È vero che lo scoiattolo di terra del Capo usa la coda come ombrellone?
Sì, ed è la sua caratteristica più celebre e affascinante. Mentre cerca cibo sotto il sole cocente del deserto, questo scoiattolo solleva la grande coda folta e la incurva sopra la testa e la schiena, creandosi una zona d'ombra portatile. In pratica usa la propria coda come un vero e proprio parasole, riducendo l'esposizione diretta al sole e aiutandosi a non surriscaldarsi. È un esempio elegante di come un comportamento semplice possa risolvere uno dei problemi principali della vita nel deserto: il caldo estremo.
Lo scoiattolo di terra del Capo vive sugli alberi?
No, ed è una differenza fondamentale rispetto agli scoiattoli più noti. A differenza degli scoiattoli arboricoli (come lo scoiattolo rosso o quello grigio), lo scoiattolo di terra del Capo è strettamente terricolo: vive e si rifugia in tane scavate nel terreno, in ambienti aridi e aperti privi di alberi. Appartiene infatti al gruppo degli scoiattoli di terra, come i cani di prateria e i citelli, anch'essi presenti nel portale, tutti adattati alla vita al suolo e spesso coloniale.

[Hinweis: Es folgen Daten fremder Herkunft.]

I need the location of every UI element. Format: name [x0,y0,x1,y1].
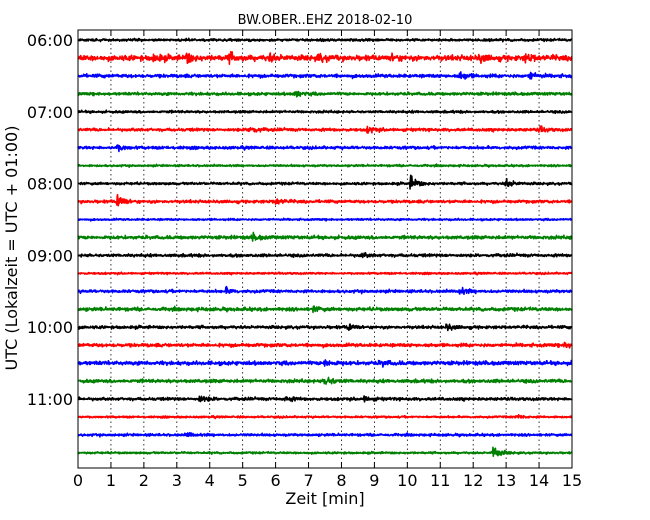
trace-0745 [77,163,573,169]
trace-0845 [77,231,573,242]
x-tick-label: 13 [496,471,516,490]
trace-0630 [77,71,573,80]
x-tick-label: 12 [463,471,483,490]
trace-1000 [77,323,573,332]
trace-0715 [77,125,573,134]
x-tick-label: 3 [172,471,182,490]
x-tick-label: 1 [106,471,116,490]
trace-0830 [77,217,573,222]
y-tick-label: 08:00 [27,175,73,194]
trace-1030 [77,359,573,368]
y-axis-ticks: 06:00 07:00 08:00 09:00 10:00 11:00 [27,31,572,409]
trace-0815 [77,193,573,207]
y-axis-label: UTC (Lokalzeit = UTC + 01:00) [2,126,21,371]
trace-1130 [77,431,573,438]
chart-title: BW.OBER..EHZ 2018-02-10 [238,13,413,28]
trace-0915 [77,271,573,276]
y-tick-label: 06:00 [27,31,73,50]
y-tick-label: 07:00 [27,103,73,122]
x-tick-label: 6 [271,471,281,490]
x-tick-label: 5 [238,471,248,490]
seismogram-traces [77,37,573,458]
x-tick-label: 0 [73,471,83,490]
y-tick-label: 10:00 [27,318,73,337]
trace-1045 [77,376,573,385]
x-tick-label: 14 [529,471,549,490]
x-tick-label: 11 [430,471,450,490]
x-tick-label: 10 [397,471,417,490]
x-tick-label: 9 [369,471,379,490]
trace-0930 [77,285,573,296]
trace-0900 [77,251,573,259]
trace-1100 [77,395,573,403]
trace-0615 [77,50,573,66]
x-axis-ticks: 0 1 2 3 4 5 6 7 8 9 10 11 12 13 14 15 [73,30,582,490]
trace-0645 [77,90,573,98]
plot-frame [77,29,573,469]
trace-0600 [77,37,573,43]
x-tick-label: 15 [562,471,582,490]
y-tick-label: 11:00 [27,390,73,409]
x-tick-label: 4 [205,471,215,490]
trace-1115 [77,413,573,420]
trace-0700 [77,109,573,115]
x-tick-label: 8 [336,471,346,490]
vertical-gridlines [110,30,540,468]
trace-0730 [77,144,573,153]
x-tick-label: 2 [139,471,149,490]
trace-0945 [77,305,573,314]
trace-1145 [77,446,573,458]
x-tick-label: 7 [303,471,313,490]
y-tick-label: 09:00 [27,246,73,265]
trace-1015 [77,341,573,349]
trace-0800 [77,174,573,190]
x-axis-label: Zeit [min] [285,489,364,508]
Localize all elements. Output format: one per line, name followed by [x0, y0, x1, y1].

È vero che convive con i suricati?
Sì, ed è una delle sue particolarità più curiose. Lo scoiattolo di terra del Capo condivide spesso i propri sistemi di tane con i suricati e con le manguste gialle, formando una sorta di 'condominio' del deserto. Pur essendo animali molto diversi — gli scoiattoli sono roditori, i suricati e le manguste sono piccoli carnivori — questa convivenza può portare vantaggi reciproci, per esempio una maggiore sorveglianza collettiva contro i predatori. È un bell'esempio di come specie diverse possano coesistere sfruttando le stesse strutture.
Lo scoiattolo di terra del Capo va in letargo?
No. A differenza di alcuni suoi parenti delle zone temperate, come le marmotte e i citelli, lo scoiattolo di terra del Capo non va in letargo. Vive infatti in un clima caldo e arido e resta attivo tutto l'anno. La sua sfida principale non è sopravvivere al freddo dell'inverno, ma affrontare il caldo intenso e la scarsità d'acqua del deserto. Per riuscirci adotta strategie comportamentali come l'uso della coda-parasole, il foraggiamento nelle ore opportune e il rifugio nelle tane sotterranee, dove il microclima è più fresco e stabile.